First do no harm
Psychiatrists commonly prescribe benztropine to prevent EPS and TD, but available literature does not support the efficacy of benztropine for mitigating drug-induced parkinsonism, and studies report benztropine may significantly worsen cognitive processes and exacerbate TD.16 In addition, benztropine misuse has been correlated with euphoria and psychosis.16 More than 3 decades ago, the World Health Organization Heads of Centres Collaborating in WHO-Coordinated Studies on Biological Aspects of Mental Illness issued a consensus statement24 discouraging the prophylactic use of anticholinergics for patients receiving antipsychotics, yet we still see patients on an indefinite regimen of benztropine.

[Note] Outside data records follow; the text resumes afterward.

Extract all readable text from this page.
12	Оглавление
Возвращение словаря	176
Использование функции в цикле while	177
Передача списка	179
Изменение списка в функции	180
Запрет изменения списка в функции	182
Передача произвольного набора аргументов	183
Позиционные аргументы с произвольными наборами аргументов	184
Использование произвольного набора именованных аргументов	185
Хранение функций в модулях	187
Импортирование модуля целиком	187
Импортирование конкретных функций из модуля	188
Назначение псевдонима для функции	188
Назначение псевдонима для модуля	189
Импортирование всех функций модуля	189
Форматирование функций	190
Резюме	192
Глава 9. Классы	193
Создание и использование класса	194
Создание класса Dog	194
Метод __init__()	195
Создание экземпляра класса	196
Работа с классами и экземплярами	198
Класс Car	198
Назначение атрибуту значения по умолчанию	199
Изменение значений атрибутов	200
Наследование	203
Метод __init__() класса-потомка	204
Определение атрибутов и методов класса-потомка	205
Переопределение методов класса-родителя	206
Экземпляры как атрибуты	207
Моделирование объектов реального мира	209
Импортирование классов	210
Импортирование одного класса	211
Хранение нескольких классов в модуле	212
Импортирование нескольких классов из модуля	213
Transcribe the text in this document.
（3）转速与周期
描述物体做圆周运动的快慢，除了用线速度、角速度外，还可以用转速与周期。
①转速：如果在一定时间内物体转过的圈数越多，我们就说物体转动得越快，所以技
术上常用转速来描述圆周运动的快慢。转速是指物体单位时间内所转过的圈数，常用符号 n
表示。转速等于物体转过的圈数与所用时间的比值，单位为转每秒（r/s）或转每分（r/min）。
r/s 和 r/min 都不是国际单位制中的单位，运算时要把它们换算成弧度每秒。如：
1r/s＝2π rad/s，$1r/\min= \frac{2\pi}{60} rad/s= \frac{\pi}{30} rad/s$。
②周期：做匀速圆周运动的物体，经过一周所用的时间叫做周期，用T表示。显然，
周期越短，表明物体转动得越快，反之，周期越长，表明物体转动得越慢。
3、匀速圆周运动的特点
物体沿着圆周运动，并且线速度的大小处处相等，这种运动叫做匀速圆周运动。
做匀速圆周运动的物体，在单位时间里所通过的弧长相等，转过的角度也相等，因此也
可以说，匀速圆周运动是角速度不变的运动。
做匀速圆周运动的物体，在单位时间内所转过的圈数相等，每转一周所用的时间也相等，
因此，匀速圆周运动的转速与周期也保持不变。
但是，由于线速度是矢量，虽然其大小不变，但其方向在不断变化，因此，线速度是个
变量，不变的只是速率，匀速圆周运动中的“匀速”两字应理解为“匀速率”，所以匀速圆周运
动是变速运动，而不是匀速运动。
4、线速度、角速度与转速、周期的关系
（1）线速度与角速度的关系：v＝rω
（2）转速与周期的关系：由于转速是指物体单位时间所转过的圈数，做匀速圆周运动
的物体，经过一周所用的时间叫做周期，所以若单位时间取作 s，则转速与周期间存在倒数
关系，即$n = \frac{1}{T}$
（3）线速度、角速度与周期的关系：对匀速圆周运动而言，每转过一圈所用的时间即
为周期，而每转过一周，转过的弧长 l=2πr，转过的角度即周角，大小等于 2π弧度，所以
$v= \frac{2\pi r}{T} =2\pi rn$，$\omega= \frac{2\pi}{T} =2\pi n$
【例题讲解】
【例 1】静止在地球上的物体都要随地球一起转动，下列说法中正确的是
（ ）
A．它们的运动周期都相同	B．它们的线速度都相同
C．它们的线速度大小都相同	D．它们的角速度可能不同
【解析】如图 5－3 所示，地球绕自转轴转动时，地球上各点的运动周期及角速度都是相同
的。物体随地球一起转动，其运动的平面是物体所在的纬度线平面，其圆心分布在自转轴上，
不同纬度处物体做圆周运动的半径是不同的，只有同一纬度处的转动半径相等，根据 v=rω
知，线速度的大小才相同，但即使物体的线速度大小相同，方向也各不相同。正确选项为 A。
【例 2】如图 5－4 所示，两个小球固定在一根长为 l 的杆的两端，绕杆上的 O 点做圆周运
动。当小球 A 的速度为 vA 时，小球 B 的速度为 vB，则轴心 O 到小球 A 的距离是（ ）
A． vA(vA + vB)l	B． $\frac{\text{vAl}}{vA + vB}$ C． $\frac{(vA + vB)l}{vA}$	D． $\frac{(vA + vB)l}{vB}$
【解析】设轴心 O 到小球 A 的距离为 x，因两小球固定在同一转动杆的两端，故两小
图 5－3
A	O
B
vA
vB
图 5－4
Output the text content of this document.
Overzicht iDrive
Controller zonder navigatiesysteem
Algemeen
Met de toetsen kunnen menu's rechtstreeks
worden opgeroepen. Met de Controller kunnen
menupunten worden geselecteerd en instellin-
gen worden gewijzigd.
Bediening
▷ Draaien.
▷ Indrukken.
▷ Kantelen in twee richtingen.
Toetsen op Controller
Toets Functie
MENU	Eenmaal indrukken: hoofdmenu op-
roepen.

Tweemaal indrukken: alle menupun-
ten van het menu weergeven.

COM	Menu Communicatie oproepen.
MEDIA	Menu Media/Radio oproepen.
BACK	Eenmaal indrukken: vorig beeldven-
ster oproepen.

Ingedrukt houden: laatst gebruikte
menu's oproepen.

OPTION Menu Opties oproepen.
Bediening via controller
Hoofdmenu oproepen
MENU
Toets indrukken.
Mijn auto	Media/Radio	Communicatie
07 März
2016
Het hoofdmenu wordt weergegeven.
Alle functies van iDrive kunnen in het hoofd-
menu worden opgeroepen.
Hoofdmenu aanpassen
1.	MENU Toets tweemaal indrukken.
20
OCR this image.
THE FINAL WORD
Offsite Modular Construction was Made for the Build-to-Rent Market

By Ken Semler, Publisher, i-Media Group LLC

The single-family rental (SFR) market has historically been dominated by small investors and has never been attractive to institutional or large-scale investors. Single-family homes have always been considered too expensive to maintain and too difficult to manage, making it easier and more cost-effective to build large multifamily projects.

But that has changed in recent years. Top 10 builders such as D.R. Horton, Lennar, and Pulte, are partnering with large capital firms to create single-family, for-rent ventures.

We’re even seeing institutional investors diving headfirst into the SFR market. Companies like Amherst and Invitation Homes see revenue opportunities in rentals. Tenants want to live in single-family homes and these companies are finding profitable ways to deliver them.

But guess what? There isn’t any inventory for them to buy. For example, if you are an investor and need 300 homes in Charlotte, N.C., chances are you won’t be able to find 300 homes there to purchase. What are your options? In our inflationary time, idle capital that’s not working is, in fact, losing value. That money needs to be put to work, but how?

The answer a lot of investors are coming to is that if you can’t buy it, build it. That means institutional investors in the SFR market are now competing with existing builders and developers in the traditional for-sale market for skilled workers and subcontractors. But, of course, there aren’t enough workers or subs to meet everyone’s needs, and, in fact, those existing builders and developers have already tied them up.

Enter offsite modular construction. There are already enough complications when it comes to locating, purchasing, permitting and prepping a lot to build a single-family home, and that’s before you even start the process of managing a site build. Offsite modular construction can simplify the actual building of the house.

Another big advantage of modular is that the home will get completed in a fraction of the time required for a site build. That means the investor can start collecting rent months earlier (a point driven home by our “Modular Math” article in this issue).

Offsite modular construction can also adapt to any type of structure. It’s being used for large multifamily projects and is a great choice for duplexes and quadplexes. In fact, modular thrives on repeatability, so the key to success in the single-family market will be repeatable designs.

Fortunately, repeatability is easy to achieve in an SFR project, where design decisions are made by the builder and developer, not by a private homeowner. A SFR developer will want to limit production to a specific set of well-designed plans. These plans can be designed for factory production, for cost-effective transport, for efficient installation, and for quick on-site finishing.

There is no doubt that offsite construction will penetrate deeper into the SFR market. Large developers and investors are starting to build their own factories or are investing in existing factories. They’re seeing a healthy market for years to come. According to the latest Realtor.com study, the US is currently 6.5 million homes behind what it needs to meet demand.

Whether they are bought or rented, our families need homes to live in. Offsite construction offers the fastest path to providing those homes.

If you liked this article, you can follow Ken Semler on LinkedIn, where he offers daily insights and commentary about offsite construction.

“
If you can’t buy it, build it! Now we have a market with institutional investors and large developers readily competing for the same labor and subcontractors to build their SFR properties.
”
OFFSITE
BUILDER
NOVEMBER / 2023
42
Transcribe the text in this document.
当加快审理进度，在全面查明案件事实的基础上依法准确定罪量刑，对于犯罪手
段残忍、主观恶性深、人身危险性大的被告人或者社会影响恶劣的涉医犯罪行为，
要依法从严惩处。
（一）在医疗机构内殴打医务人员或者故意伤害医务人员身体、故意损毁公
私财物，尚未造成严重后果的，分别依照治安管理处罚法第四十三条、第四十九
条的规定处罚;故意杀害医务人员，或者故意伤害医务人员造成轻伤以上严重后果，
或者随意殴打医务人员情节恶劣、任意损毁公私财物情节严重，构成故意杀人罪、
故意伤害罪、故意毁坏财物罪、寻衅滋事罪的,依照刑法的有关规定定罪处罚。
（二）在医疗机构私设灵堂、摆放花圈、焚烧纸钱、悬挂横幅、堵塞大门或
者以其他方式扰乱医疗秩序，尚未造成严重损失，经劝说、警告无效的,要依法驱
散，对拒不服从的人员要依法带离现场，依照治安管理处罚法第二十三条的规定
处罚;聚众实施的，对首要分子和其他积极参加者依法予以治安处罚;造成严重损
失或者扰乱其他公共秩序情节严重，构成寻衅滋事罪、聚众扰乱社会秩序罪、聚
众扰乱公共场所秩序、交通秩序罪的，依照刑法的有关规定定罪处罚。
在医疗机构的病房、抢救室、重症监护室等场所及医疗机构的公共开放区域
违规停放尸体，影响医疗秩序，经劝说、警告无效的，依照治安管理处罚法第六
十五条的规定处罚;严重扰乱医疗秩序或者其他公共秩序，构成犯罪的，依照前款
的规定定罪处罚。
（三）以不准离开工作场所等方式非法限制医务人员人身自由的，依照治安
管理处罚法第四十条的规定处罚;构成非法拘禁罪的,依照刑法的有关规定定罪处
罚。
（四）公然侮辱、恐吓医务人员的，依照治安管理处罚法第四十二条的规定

As clinicians, our goals should be to optimize a patient’s functioning and quality of life, and to use the lowest dose of medication along with the fewest medications necessary to avoid adverse effects such as EPS. Benztropine is recommended as a first-line agent for the management of acute dystonia, but its continued or indefinite use to prevent antipsychotic-induced adverse effects is not recommended. While all pharmacologic interventions carry a risk of adverse effects, weighing the risk of those effects against the clinical benefits is the prerogative of a skilled clinician. Benztropine and other anticholinergics prescribed for prophylactic purposes have numerous adverse effects, limited clinical utility, and a deleterious effect on quality of life. Furthermore, benztropine prophylaxis of drug-induced parkinsonism does not seem to be warranted, and the risks do not seem to outweigh the harm benztropine may cause, with the possible exception of “prophylactic” treatment of dystonia that is discontinued in a few days, as some researchers have suggested.6-8 The preventive value of benztropine has not been demonstrated. It is time we took inventory of medications that might cause more harm than good, rely on current treatment guidelines instead of habit, and use these agents judiciously while considering replacement with novel, safer medications whenever possible.
CASE CONTINUED
The clinical team considers benztropine’s ability to cause cognitive effects, and decides to taper and discontinue it over 1 month. Ms. P is seen in an outpatient clinic within 1 month of discontinuing benztropine. She reports that her difficulty remembering words and details has improved. She also says that she is now able to concentrate on writing and reading. The consulting neurologist also notes improvement. Ms. P continues to report improvement in symptoms over the next 2 months of follow-up, and says that her mood improved and she has less apathy.
Bottom Line
Benztropine is a first-line medication for acute dystonia, but its continued or indefinite use for preventing antipsychotic-induced adverse effects is not recommended. Given the multitude of adverse effects and cognitive impairment noted with anticholinergics, tapering should be considered for patients receiving an anticholinergic medication such as benztropine.